PPA Profiles 150: Margaret Ring, Concessions Manager
February 17, 2017
This year, as Prospect Park Alliance celebrates the 150th anniversary of Prospect Park, we’re bringing you stories from members of the community about the role the Park has played in their lives. Interested in contributing your own? Submit your story and have a chance to become part of Brooklyn history. Portrait by Virginia Freire.
She’s met John Turturro and Steve Buscemi, ice skated with Molly Shannon, and has given Rosie Perez a lift in her golf cart. One time Michael Bloomberg bought her a drink at Peter Luger Steakhouse. But Margaret Ring is a Brooklyn celebrity in her own right. “People say ‘Marge is a legend.’ I talk to everybody, I talk to every person who walks into this park.” And after just a few minutes of walking through Prospect Park with her, it’s clear she’s not joking.

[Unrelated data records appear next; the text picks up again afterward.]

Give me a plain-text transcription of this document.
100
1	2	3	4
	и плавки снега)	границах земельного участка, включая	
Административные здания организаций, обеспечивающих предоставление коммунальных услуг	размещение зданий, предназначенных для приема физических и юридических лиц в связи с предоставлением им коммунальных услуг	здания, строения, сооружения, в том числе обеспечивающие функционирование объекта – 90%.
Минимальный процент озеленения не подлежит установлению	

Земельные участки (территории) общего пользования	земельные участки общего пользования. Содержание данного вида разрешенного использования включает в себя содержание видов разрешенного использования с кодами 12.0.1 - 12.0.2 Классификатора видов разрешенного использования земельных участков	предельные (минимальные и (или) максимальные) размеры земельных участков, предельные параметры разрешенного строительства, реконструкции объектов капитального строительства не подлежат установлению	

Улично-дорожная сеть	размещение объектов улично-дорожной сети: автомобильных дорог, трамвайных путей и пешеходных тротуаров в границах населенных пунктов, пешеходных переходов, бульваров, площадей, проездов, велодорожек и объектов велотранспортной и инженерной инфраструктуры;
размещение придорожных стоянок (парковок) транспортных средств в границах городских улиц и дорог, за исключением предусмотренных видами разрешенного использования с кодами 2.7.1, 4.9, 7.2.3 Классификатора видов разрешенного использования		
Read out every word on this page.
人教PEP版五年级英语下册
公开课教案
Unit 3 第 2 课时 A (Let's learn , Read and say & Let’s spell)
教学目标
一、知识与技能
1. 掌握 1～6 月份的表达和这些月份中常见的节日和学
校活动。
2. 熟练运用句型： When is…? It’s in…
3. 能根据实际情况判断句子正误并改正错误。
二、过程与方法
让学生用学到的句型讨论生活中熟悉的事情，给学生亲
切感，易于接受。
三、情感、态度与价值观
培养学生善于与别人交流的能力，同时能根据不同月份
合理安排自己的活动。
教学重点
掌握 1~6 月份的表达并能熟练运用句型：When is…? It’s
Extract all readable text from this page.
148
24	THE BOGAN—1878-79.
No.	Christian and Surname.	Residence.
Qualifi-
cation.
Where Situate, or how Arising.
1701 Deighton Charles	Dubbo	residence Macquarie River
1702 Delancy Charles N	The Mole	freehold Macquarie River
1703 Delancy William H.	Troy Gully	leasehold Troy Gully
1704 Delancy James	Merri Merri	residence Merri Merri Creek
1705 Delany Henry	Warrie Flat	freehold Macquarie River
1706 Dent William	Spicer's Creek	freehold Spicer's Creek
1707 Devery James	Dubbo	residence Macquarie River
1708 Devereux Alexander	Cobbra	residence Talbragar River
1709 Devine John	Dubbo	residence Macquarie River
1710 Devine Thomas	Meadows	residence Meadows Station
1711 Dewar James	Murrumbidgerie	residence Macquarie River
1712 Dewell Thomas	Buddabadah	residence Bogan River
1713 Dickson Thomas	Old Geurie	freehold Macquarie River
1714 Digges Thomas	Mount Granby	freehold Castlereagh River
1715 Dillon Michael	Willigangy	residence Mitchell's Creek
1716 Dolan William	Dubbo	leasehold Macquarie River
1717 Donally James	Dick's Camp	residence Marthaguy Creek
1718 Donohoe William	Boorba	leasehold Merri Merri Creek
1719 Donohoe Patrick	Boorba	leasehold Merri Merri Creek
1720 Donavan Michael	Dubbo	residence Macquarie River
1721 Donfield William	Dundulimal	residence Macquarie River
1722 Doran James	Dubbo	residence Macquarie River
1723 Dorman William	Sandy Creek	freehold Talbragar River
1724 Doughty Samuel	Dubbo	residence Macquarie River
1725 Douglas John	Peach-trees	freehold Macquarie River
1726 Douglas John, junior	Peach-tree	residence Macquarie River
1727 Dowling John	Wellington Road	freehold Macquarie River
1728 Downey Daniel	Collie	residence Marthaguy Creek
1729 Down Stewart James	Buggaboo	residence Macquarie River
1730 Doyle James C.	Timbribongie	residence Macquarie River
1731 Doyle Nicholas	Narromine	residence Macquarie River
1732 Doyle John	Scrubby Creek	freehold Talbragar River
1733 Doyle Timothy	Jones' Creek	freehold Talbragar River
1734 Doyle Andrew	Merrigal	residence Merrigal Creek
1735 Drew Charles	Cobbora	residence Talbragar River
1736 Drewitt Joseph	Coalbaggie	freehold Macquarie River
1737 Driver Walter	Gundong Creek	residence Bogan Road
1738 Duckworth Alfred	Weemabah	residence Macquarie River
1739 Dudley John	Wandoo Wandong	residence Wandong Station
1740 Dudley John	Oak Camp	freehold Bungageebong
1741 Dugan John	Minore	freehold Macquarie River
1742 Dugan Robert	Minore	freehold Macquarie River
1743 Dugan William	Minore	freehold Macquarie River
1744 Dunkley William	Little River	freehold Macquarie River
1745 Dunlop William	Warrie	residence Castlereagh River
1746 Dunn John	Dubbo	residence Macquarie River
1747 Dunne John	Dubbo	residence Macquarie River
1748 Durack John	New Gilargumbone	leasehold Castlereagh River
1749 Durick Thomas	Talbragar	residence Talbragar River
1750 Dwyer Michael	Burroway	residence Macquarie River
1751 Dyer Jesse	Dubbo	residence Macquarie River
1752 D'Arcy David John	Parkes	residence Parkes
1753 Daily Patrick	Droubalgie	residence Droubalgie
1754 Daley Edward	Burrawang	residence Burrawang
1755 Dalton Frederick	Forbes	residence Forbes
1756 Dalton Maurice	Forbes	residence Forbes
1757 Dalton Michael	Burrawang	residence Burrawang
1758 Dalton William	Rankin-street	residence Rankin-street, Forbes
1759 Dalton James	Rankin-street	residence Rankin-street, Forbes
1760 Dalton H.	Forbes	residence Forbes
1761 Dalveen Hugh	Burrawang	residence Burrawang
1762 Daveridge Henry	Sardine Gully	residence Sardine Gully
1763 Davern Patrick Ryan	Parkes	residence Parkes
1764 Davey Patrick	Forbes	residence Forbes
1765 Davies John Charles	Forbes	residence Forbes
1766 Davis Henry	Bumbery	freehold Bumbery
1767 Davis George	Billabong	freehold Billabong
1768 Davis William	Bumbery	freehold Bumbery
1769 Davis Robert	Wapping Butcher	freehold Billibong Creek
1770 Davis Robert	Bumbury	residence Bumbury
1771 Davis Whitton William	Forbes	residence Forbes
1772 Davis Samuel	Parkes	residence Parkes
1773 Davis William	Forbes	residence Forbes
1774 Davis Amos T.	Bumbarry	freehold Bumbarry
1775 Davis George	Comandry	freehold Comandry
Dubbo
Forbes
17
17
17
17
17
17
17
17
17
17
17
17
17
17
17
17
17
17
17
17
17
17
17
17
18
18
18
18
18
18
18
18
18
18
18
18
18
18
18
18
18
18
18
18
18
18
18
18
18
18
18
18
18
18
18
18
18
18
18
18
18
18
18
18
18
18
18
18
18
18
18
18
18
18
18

A lifetime in Brooklyn and twenty years in the Park—working at various times at the Carousel, the former Wollman Rink and the Parade Ground—means Ring carries her own celebrity status. “You can’t go anywhere with her,” laughed friend and Prospect Park Turf Crew Supervisor Karen LeRiche. “Everywhere she goes, people know her and want to talk to her.”
“I’m that sixth-degree person,” agreed Ring, “you give me one person and I know somebody that knows somebody. No matter where I walk into, that happens.”
Perhaps unsurprising, since the Ring family have flourished in this corner of the world for many generations, “My parents, my grandparents, my great grandparents, were all from Brooklyn. Before there was air conditioning, my grandfather slept out in Prospect Park in the summers.” Ring’s uncles worked for in Prospect Park, planting trees in the 1940’s, and her parents got engaged in Prospect Park, on the Long Meadow. Her father, who according to Margaret “people said was the most handsome man in Brooklyn,” was an umpire on weekends at the Parade Ground. “He introduced us to the Park. On Sundays after the baseball games we would go through the woods here, he would take us up and down the trails.”
Growing up around the Park—biking, playing softball and spending hours in the playgrounds—Margaret has witnessed firsthand the transformation of Prospect Park. “As a kid, I walked from Grand Army Plaza home alone through the Park maybe one or two times. I said, ‘wow, this is beautiful’ but I didn’t see a single person in the Park, it was kind of scary.” Brooklyn’s flagship park, which opened to the public in 1867, has seen it ups and downs, but during a citywide fiscal crisis in the 1970s, it fell into serious disrepair. Dilapidated structures, untended greenery and unsafe conditions led to a precipitous drop in visitorship. The community outcry that followed was directly responsible for the founding of Prospect Park Alliance in 1987.
Ring began working for the Prospect Park Alliance in 1997, as the organization was growing and undertaking increasingly ambitious projects aimed at improving the Park and increasing visitorship. “I tell everybody, if it wasn’t for the Alliance, we wouldn’t have a Park as nice as this. Even in the 20 years I’ve been here, I’ve seen changes.” A project she particularly cherishes is the restoration of the Park woodlands, “even when it was bad, it was still beautiful, but when they finished the Ravine, I tell you, I cried. I took my father through, and he cried too. You couldn’t walk through it in the ’70s.”
As much as any restoration project has improved the Park, so has the work of Margaret Ring and other Alliance and Parks staff who serve the public. They not only contribute to the positive change that has come to pass in the Park in recent decades, but also help sustain the Park’s authentic Brooklyn identity. “You treat people as if they’re your grandparents, your brothers and your sisters, that’s very important,” said Ring. “I had the good fortune to play in this park as a child, and I still do. It’s wonderful to work in a place this beautiful.”